The Journalism and Media Academy (JMA) in Hartford is not your traditional high school, and Dan Pichette ’04 MA, ’11 6th Year is not your typical administrator. Nestled between the biology labs and math classrooms at the magnet school are green rooms, a radio station, a TV studio with camera equipment, and audio editing bays. Students are able to take the traditional math, science, English, and history classes while dabbling in electives such as blog writing, animation, and sports journalism, taught by industry professionals.
Pichette, who was appointed the dean of students at JMA this past August, is wrapping up his first year as an administrator. He graduated from the Neag School of Education’s Teacher Certification Program for College Graduates (TCPCG) program in 2004 and the University of Connecticut Administrator Preparation Program (UCAPP) in 2011.
“There is a sense of pride that comes with successfully completing the TCPCG and UCAPP programs,” Pichette says, who taught history at East Hartford High from 2004 up until he became JMA’s dean of students. “The depth of knowledge that Neag professors and staff bring to the programs is unparalleled, blending real life and research together.”
That said, he never expected to end up at a school like JMA. “Twelve years ago while I was in TCPCG, there weren’t many magnet schools; it was still a far-fetched idea,” says Pichette, who recalls members of his cohort at the Neag School having conversations about how these types of schools were on the horizon. “That type of discussion allowed me to see beyond what was the norm at the time, which was the traditional high school,” he says.
Taking the Leap
Pichette saw the opportunity to work at JMA – which had opened its doors in 2013 – and decided to “take the leap.” Despite his lack of experience working in a magnet school setting, Pichette thought back to his TCPCG supervisor, Dr. James Fallon, whose advice Pichette applies to his role at JMA.
“Dr. Fallon brought a lot of insight into how you work in a school system, no matter if it is small or large. He taught me how to handle myself professionally and how to really work through the ins and outs of a school. To this day, I take his words. They were invaluable,” Pichette says.
“I see full circle how dedicated the faculty, staff, and administration are to their students, programs, and alumni at Neag,” he adds. “The Neag School of Education has truly been such a huge part of my family and our history; I couldn’t imagine going any place else.”
Pichette also mentions the value of having learned firsthand about Positive Behavior and Intervention Supports (PBIS) from Neag School Professor George Sugai. “The resources that UConn brings are tremendous,” says Pichette, who serves as chair of the PBIS committee at JMA. “I got to learn about PBIS from the guy who created PBIS – how can it be better than that?”
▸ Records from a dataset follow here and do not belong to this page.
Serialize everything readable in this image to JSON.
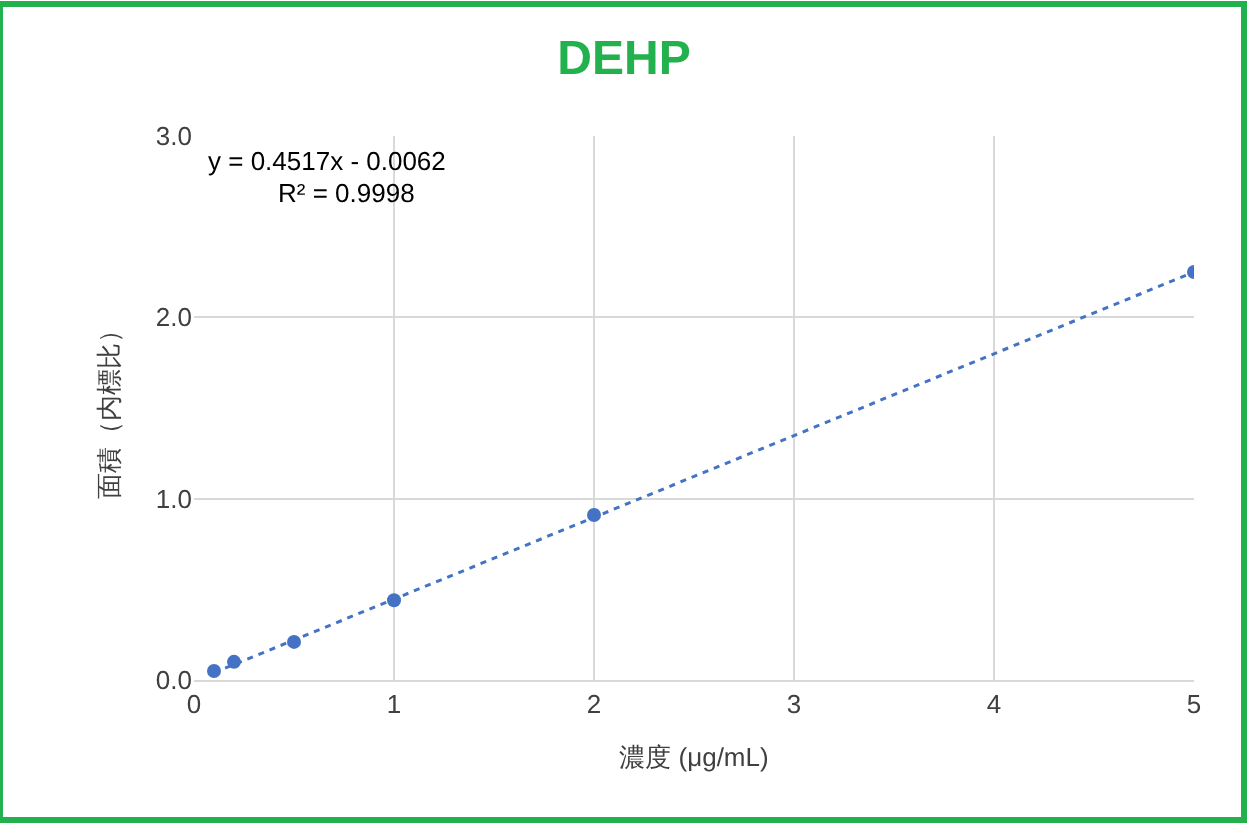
{
  "chart_data": {
    "type": "scatter",
    "title": "DEHP",
    "xlabel": "濃度 (μg/mL)",
    "ylabel": "面積（内標比）",
    "annotations": [
      "y = 0.4517x - 0.0062",
      "R² = 0.9998"
    ],
    "series": [
      {
        "color": "#4472c4",
        "marker": "circle",
        "x": [
          0.1,
          0.2,
          0.5,
          1,
          2,
          5
        ],
        "values": [
          0.05,
          0.1,
          0.21,
          0.44,
          0.91,
          2.25
        ]
      },
      {
        "type": "line",
        "color": "#4472c4",
        "line_style": "dotted",
        "x": [
          0.1,
          5
        ],
        "values": [
          0.04,
          2.25
        ]
      }
    ],
    "xlim": [
      0,
      5
    ],
    "xticks": [
      0,
      1,
      2,
      3,
      4,
      5
    ],
    "ylim": [
      0,
      3
    ],
    "yticks": [
      {
        "value": 0,
        "label": "0.0"
      },
      {
        "value": 1,
        "label": "1.0"
      },
      {
        "value": 2,
        "label": "2.0"
      },
      {
        "value": 3,
        "label": "3.0"
      }
    ],
    "grid": true
  }
}
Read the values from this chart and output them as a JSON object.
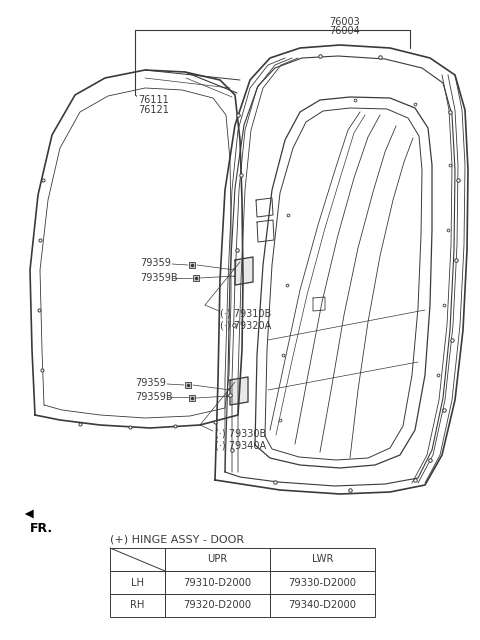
{
  "bg_color": "#ffffff",
  "line_color": "#3a3a3a",
  "text_color": "#3a3a3a",
  "labels": {
    "part_76003": "76003",
    "part_76004": "76004",
    "part_76111": "76111",
    "part_76121": "76121",
    "part_79310B": "(·) 79310B",
    "part_79320A": "(·) 79320A",
    "part_79330B": "(·) 79330B",
    "part_79340A": "(·) 79340A",
    "part_79359_1": "79359",
    "part_79359B_1": "79359B",
    "part_79359_2": "79359",
    "part_79359B_2": "79359B",
    "fr_label": "FR.",
    "hinge_title": "(+) HINGE ASSY - DOOR"
  },
  "table": {
    "headers": [
      "",
      "UPR",
      "LWR"
    ],
    "rows": [
      [
        "LH",
        "79310-D2000",
        "79330-D2000"
      ],
      [
        "RH",
        "79320-D2000",
        "79340-D2000"
      ]
    ]
  }
}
Shaping a Progressive Curriculum
At JMA, students have access to a wide array of technology and media courses that can provide a competitive advantage during this time of media and technology dependence. Aside from the traditional courses like math, science, history, and English, JMA also has themed courses such as TV Production, Radio Production, and Digital Storytelling.
“We hope to draw people to JMA through the variety of thematic programs, which give students the opportunity to specialize in a field tailored to their interests and passions,” Pichette says. “We are constantly monitoring the needs of our students and adjusting to ensure that our students have access to the best educational opportunities in the state, and even in the nation.”
JMA also provides students with hands-on experience working in media production, both written and broadcast. The school partners with the Connecticut Public Broadcasting Network (CPBN), which offers students in their senior year the chance to work alongside industry experts at CPBN’s satellite campus to create a professional media portfolio. Going forward, Pichette says he would also like to “work with area colleges and universities to develop a progressive curriculum that suits the ever-changing needs of the students in a media-focused school.”
In addition to its media-related focus, JMA brings together a diverse student body, with students hailing from 43 different districts in the state. “These students represent a myriad of cultures, ethnicities, and socioeconomic statuses,” Pichette says. “We strongly believe that the city of Hartford and the suburbs of Hartford can grow with each other, and build on positive experiences to have a community that continues to flourish.”
‘Driver of Change’
Although he misses the kinds of connection he had with students as a classroom teacher, Pichette says his first year as an administrator offers an education all its own. “I’m still learning; I’m learning every day,” he says. “Every day I walk in here, I’m faced with a something new I hadn’t been faced with before.”
Serving in a role at JMA that he says is similar to that of an assistant principal, Pichette now focuses on teacher evaluations, student discipline, and policy. “It’s been really refreshing to sit and have conversations with teachers about their work and to share my experiences with them,” he says. “I’ve been working with first-year teachers – just sharing some of the strategies I’ve used that worked when I was a teacher.”
Ultimately, Pichette says, he would like to become a principal. “I would like to move into that role, to be able to be the driver of change,” he says, looking forward to the opportunity to spend the summer being a part of the planning process for the next academic year.
“We’ve made some really great strides this year, but we want to keep that ball moving and keep the quality of the education as our No. 1 priority,” he says.